Evaluating Multi-Agent Defences Against Jailbreaking Attacks on Large Language Models
This addresses safety concerns for users of large language models by exploring automated defences against jailbreaking, though it is incremental as it builds on existing attack frameworks.
This paper tackled the problem of jailbreaking attacks on large language models by evaluating multi-agent LLM systems as a defence, finding that they enhance resistance to jailbreaks, especially by reducing false negatives, but with trade-offs like increased false positives and computational overhead.

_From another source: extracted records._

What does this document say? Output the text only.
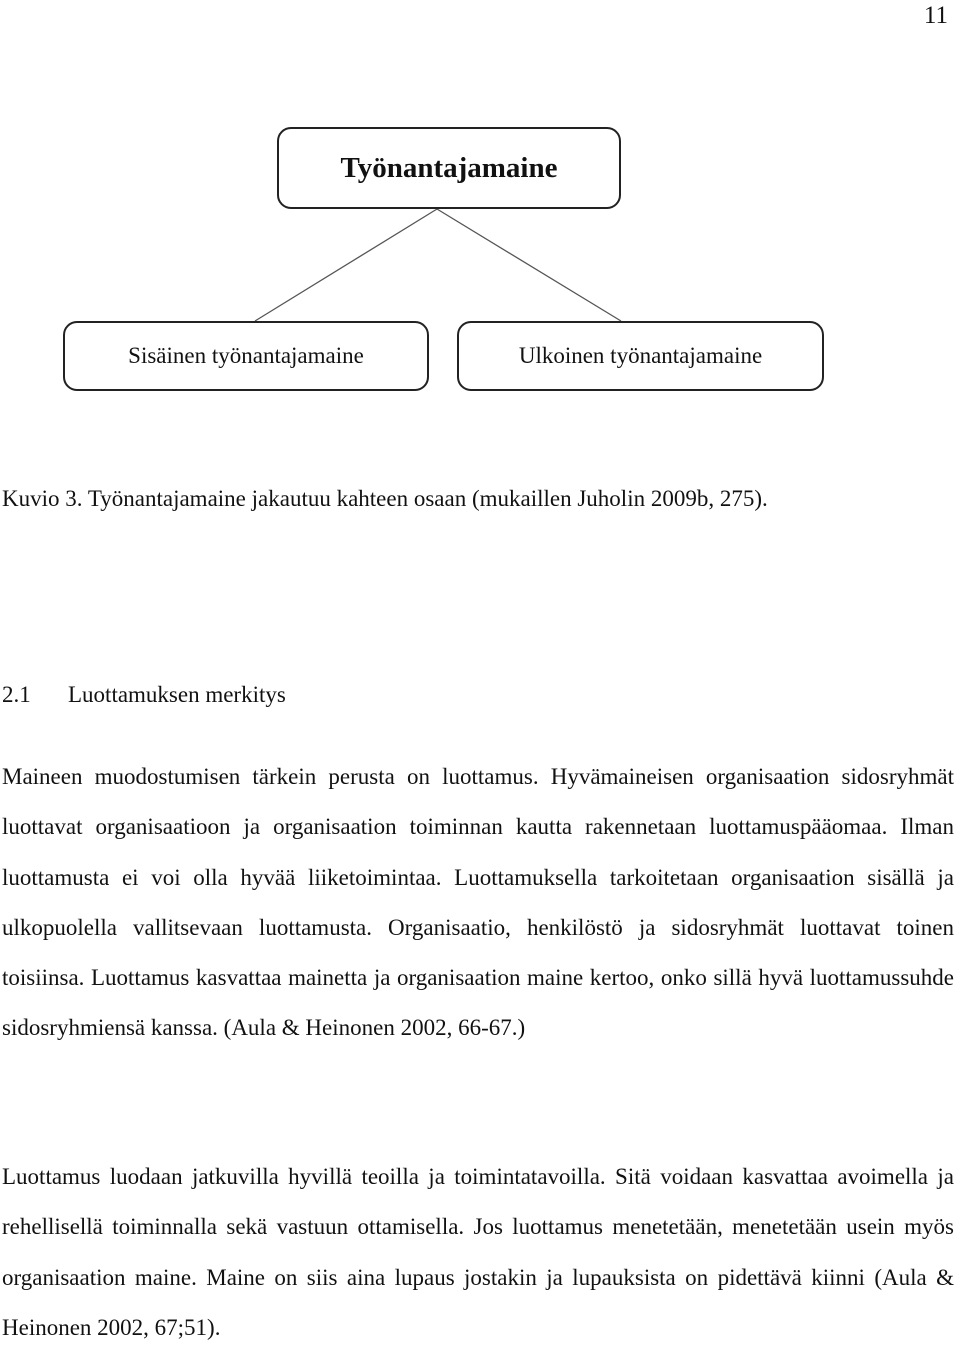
11
Työnantajamaine
Sisäinen työnantajamaine	Ulkoinen työnantajamaine
Kuvio 3. Työnantajamaine jakautuu kahteen osaan (mukaillen Juholin 2009b, 275).
2.1	Luottamuksen merkitys
Maineen muodostumisen tärkein perusta on luottamus. Hyvämaineisen organisaation sidosryhmät luottavat organisaatioon ja organisaation toiminnan kautta rakennetaan luottamuspääomaa. Ilman luottamusta ei voi olla hyvää liiketoimintaa. Luottamuksella tarkoitetaan organisaation sisällä ja ulkopuolella vallitsevaan luottamusta. Organisaatio, henkilöstö ja sidosryhmät luottavat toinen toisiinsa. Luottamus kasvattaa mainetta ja organisaation maine kertoo, onko sillä hyvä luottamussuhde sidosryhmiensä kanssa. (Aula & Heinonen 2002, 66-67.)
Luottamus luodaan jatkuvilla hyvillä teoilla ja toimintatavoilla. Sitä voidaan kasvattaa avoimella ja rehellisellä toiminnalla sekä vastuun ottamisella. Jos luottamus menetetään, menetetään usein myös organisaation maine. Maine on siis aina lupaus jostakin ja lupauksista on pidettävä kiinni (Aula & Heinonen 2002, 67;51).
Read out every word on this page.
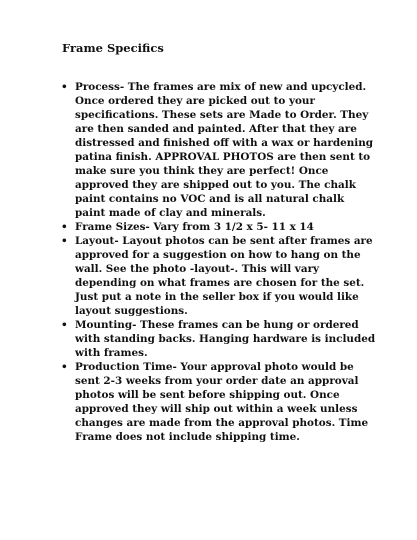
Frame Specifics
• Process- The frames are mix of new and upcycled. Once ordered they are picked out to your specifications. These sets are Made to Order. They are then sanded and painted. After that they are distressed and finished off with a wax or hardening patina finish. APPROVAL PHOTOS are then sent to make sure you think they are perfect! Once approved they are shipped out to you. The chalk paint contains no VOC and is all natural chalk paint made of clay and minerals.
• Frame Sizes- Vary from 3 1/2 x 5- 11 x 14
• Layout- Layout photos can be sent after frames are approved for a suggestion on how to hang on the wall. See the photo -layout-. This will vary depending on what frames are chosen for the set. Just put a note in the seller box if you would like layout suggestions.
• Mounting- These frames can be hung or ordered with standing backs. Hanging hardware is included with frames.
• Production Time- Your approval photo would be sent 2-3 weeks from your order date an approval photos will be sent before shipping out. Once approved they will ship out within a week unless changes are made from the approval photos. Time Frame does not include shipping time.
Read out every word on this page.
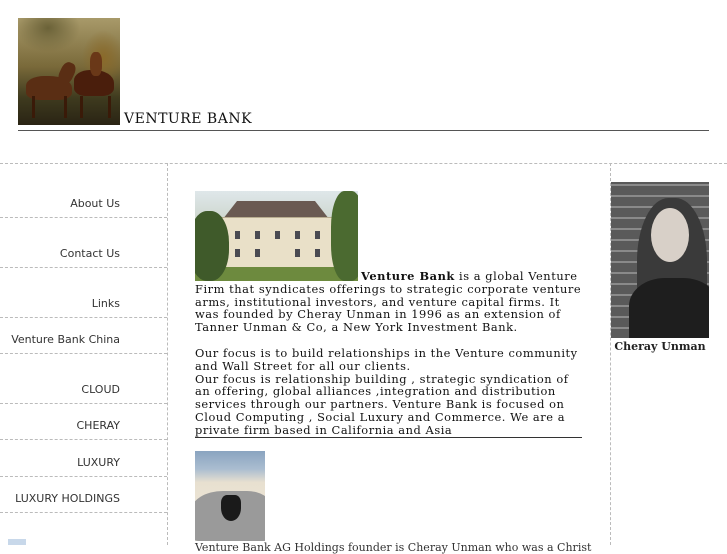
VENTURE BANK
About Us
Contact Us
Links
Venture Bank China
CLOUD
CHERAY
LUXURY
LUXURY HOLDINGS

Venture Bank is a global Venture Firm that syndicates offerings to strategic corporate venture arms, institutional investors, and venture capital firms. It was founded by Cheray Unman in 1996 as an extension of Tanner Unman & Co, a New York Investment Bank.

Our focus is to build relationships in the Venture community and Wall Street for all our clients.

Our focus is relationship building , strategic syndication of an offering, global alliances ,integration and distribution services through our partners. Venture Bank is focused on Cloud Computing , Social Luxury and Commerce. We are a private firm based in California and Asia

Venture Bank AG Holdings founder is Cheray Unman who was a Christ
Cheray Unman
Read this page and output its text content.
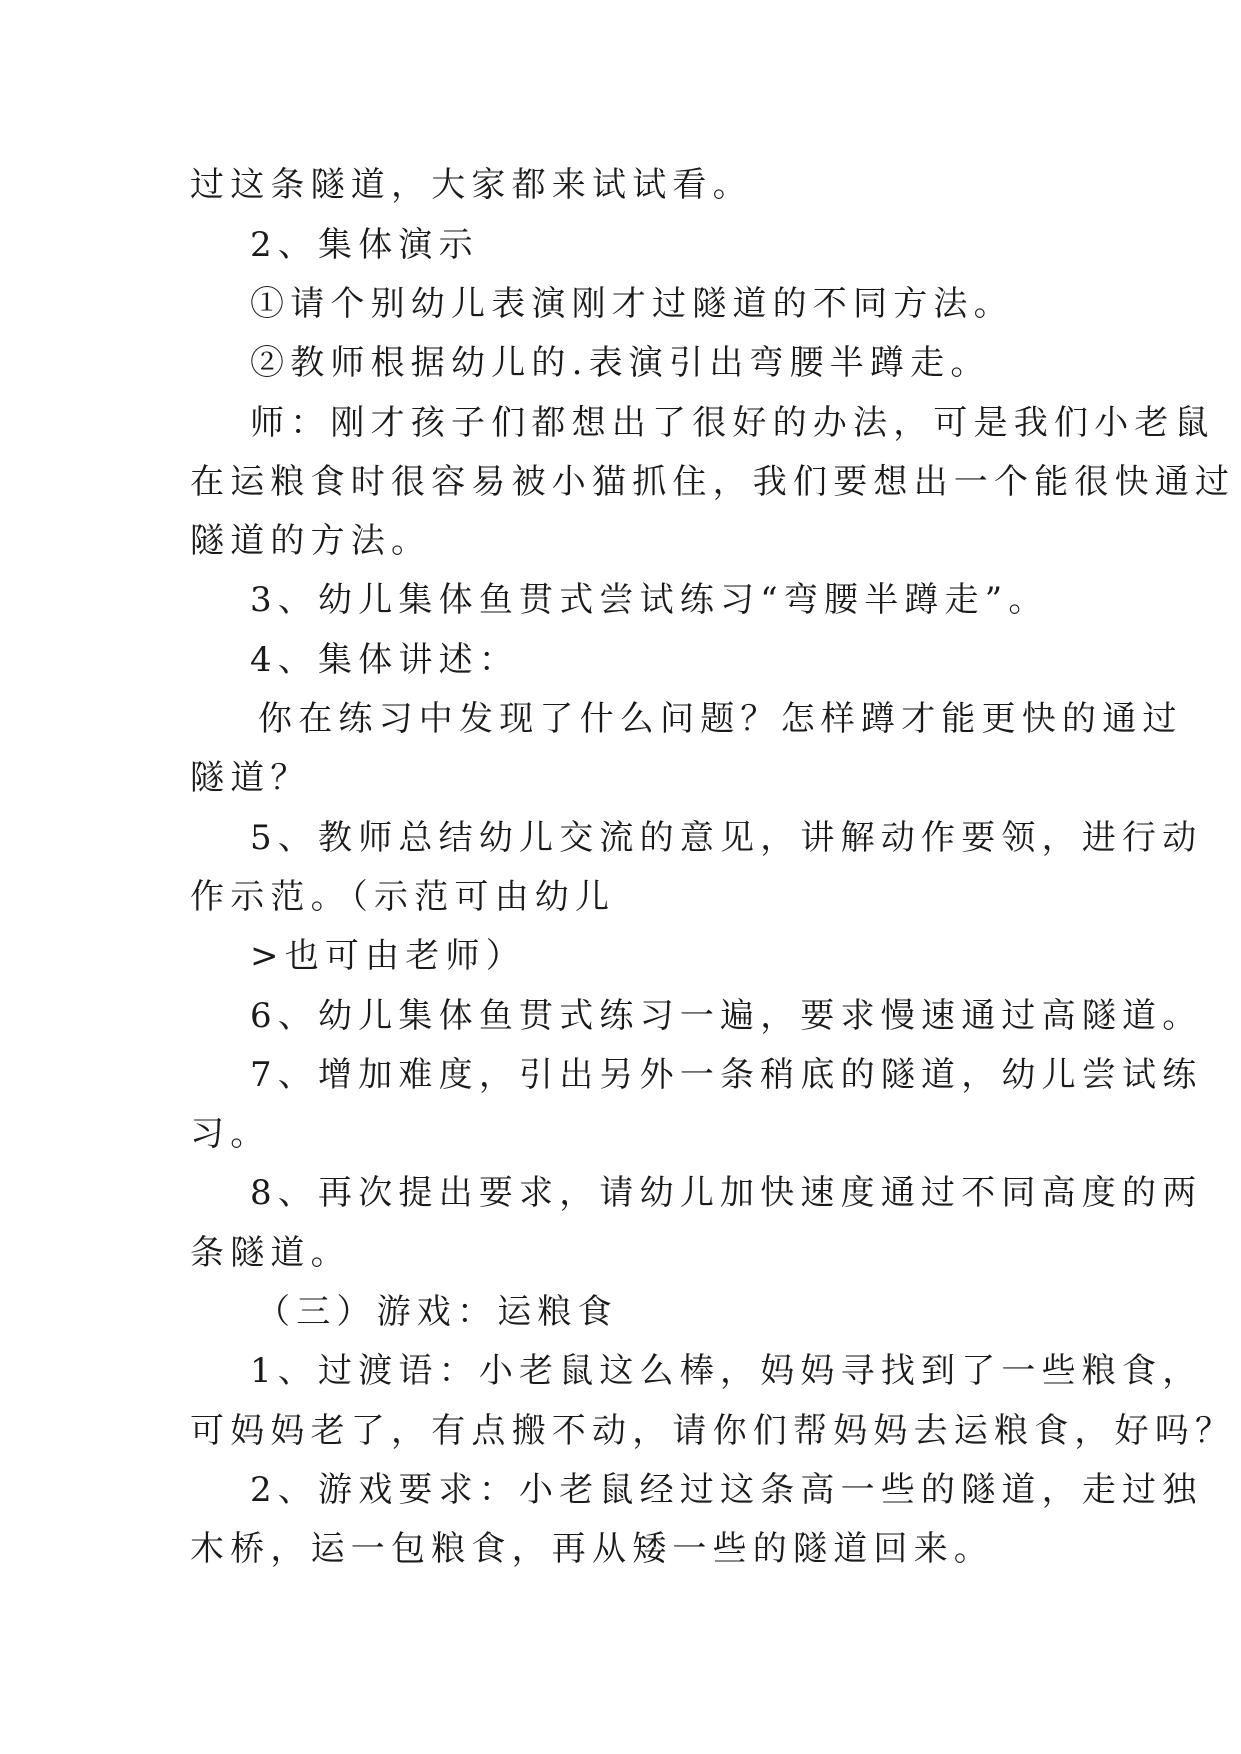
过这条隧道，大家都来试试看。
2、集体演示
①请个别幼儿表演刚才过隧道的不同方法。
②教师根据幼儿的.表演引出弯腰半蹲走。
师：刚才孩子们都想出了很好的办法，可是我们小老鼠
在运粮食时很容易被小猫抓住，我们要想出一个能很快通过
隧道的方法。
3、幼儿集体鱼贯式尝试练习“弯腰半蹲走”。
4、集体讲述：
你在练习中发现了什么问题？怎样蹲才能更快的通过
隧道？
5、教师总结幼儿交流的意见，讲解动作要领，进行动
作示范。（示范可由幼儿
>也可由老师）
6、幼儿集体鱼贯式练习一遍，要求慢速通过高隧道。
7、增加难度，引出另外一条稍底的隧道，幼儿尝试练
习。
8、再次提出要求，请幼儿加快速度通过不同高度的两
条隧道。
（三）游戏：运粮食
1、过渡语：小老鼠这么棒，妈妈寻找到了一些粮食，
可妈妈老了，有点搬不动，请你们帮妈妈去运粮食，好吗？
2、游戏要求：小老鼠经过这条高一些的隧道，走过独
木桥，运一包粮食，再从矮一些的隧道回来。
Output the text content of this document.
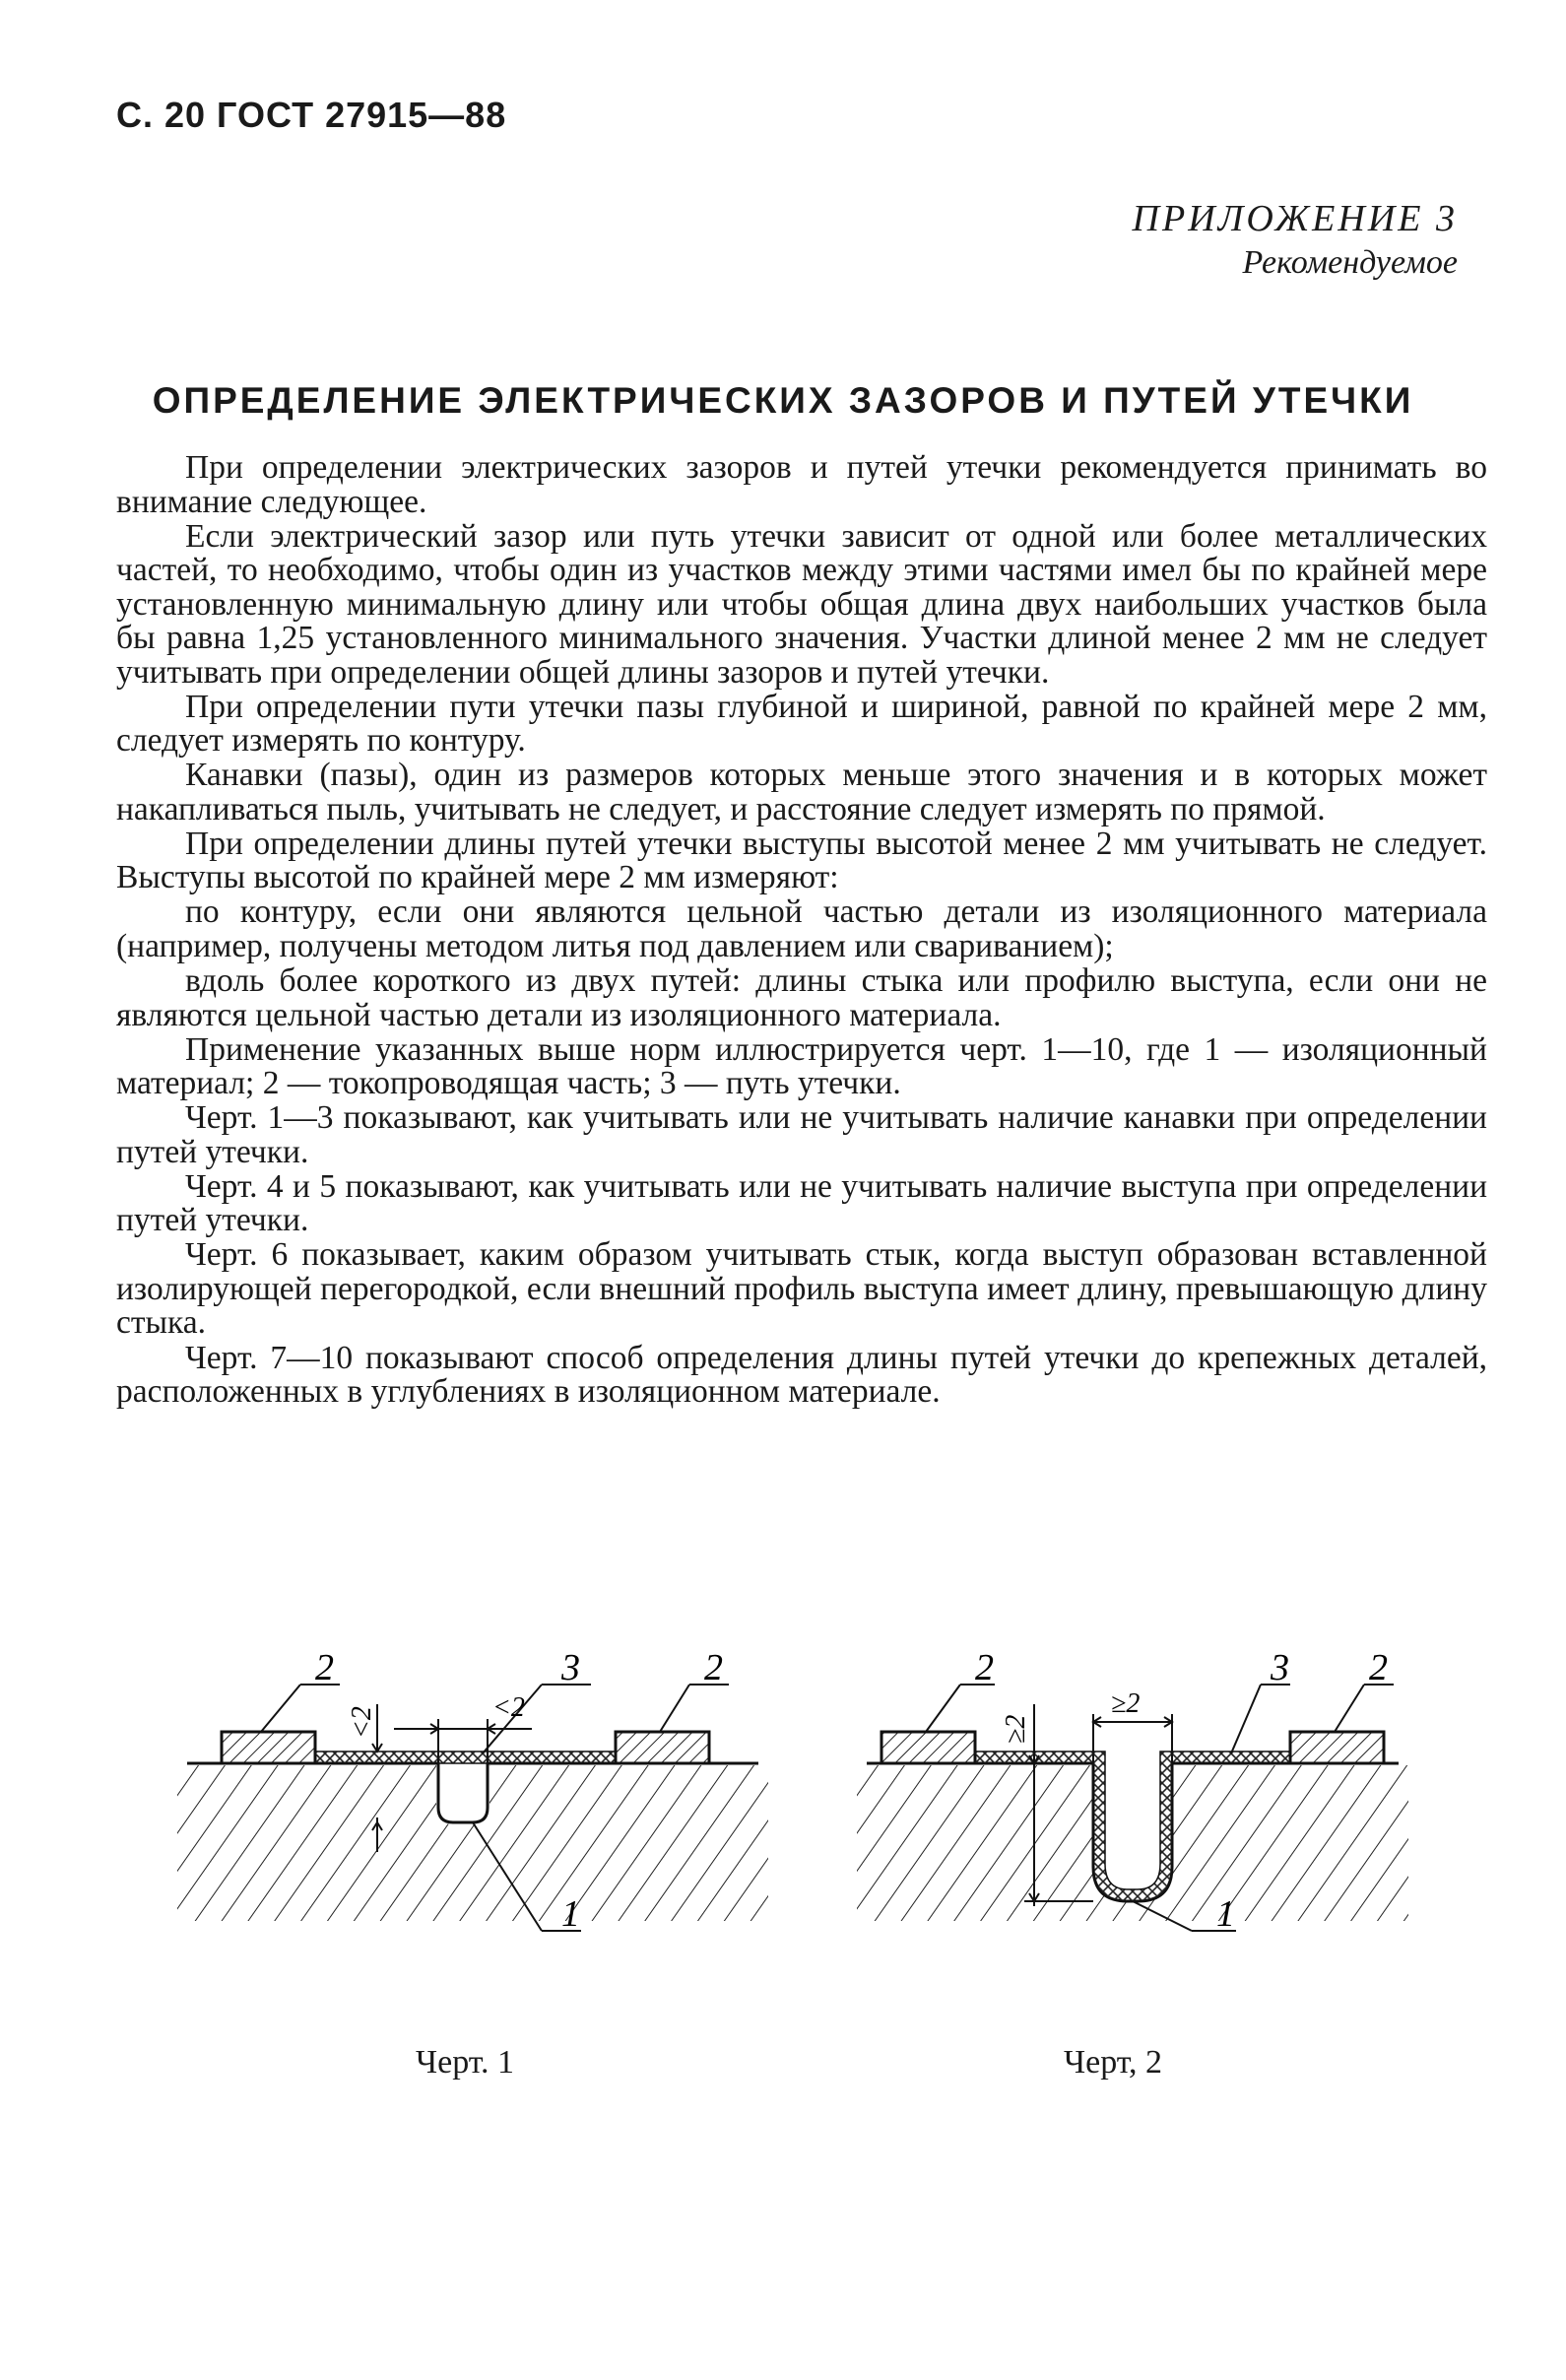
С. 20 ГОСТ 27915—88
ПРИЛОЖЕНИЕ 3
Рекомендуемое
ОПРЕДЕЛЕНИЕ ЭЛЕКТРИЧЕСКИХ ЗАЗОРОВ И ПУТЕЙ УТЕЧКИ

При определении электрических зазоров и путей утечки рекомендуется принимать во внимание следующее.

Если электрический зазор или путь утечки зависит от одной или более металлических частей, то необходимо, чтобы один из участков между этими частями имел бы по крайней мере установленную минимальную длину или чтобы общая длина двух наибольших участков была бы равна 1,25 установленного минимального значения. Участки длиной менее 2 мм не следует учитывать при определении общей длины зазоров и путей утечки.

При определении пути утечки пазы глубиной и шириной, равной по крайней мере 2 мм, следует измерять по контуру.

Канавки (пазы), один из размеров которых меньше этого значения и в которых может накапливаться пыль, учитывать не следует, и расстояние следует измерять по прямой.

При определении длины путей утечки выступы высотой менее 2 мм учитывать не следует. Выступы высотой по крайней мере 2 мм измеряют:

по контуру, если они являются цельной частью детали из изоляционного материала (например, получены методом литья под давлением или свариванием);

вдоль более короткого из двух путей: длины стыка или профилю выступа, если они не являются цельной частью детали из изоляционного материала.

Применение указанных выше норм иллюстрируется черт. 1—10, где 1 — изоляционный материал; 2 — токопроводящая часть; 3 — путь утечки.

Черт. 1—3 показывают, как учитывать или не учитывать наличие канавки при определении путей утечки.

Черт. 4 и 5 показывают, как учитывать или не учитывать наличие выступа при определении путей утечки.

Черт. 6 показывает, каким образом учитывать стык, когда выступ образован вставленной изолирующей перегородкой, если внешний профиль выступа имеет длину, превышающую длину стыка.

Черт. 7—10 показывают способ определения длины путей утечки до крепежных деталей, расположенных в углублениях в изоляционном материале.

2	3	2
1
<2
<2
Черт. 1
2	3 2
1
≥2
≥2
Черт, 2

Recent advances in large language models (LLMs) have raised concerns about jailbreaking attacks, i.e., prompts that bypass safety mechanisms. This paper investigates the use of multi-agent LLM systems as a defence against such attacks. We evaluate three jailbreaking strategies, including the original AutoDefense attack and two from Deepleaps: BetterDan and JB. Reproducing the AutoDefense framework, we compare single-agent setups with two- and three-agent configurations. Our results show that multi-agent systems enhance resistance to jailbreaks, especially by reducing false negatives. However, its effectiveness varies by attack type, and it introduces trade-offs such as increased false positives and computational overhead. These findings point to the limitations of current automated defences and suggest directions for improving alignment robustness in future LLM systems.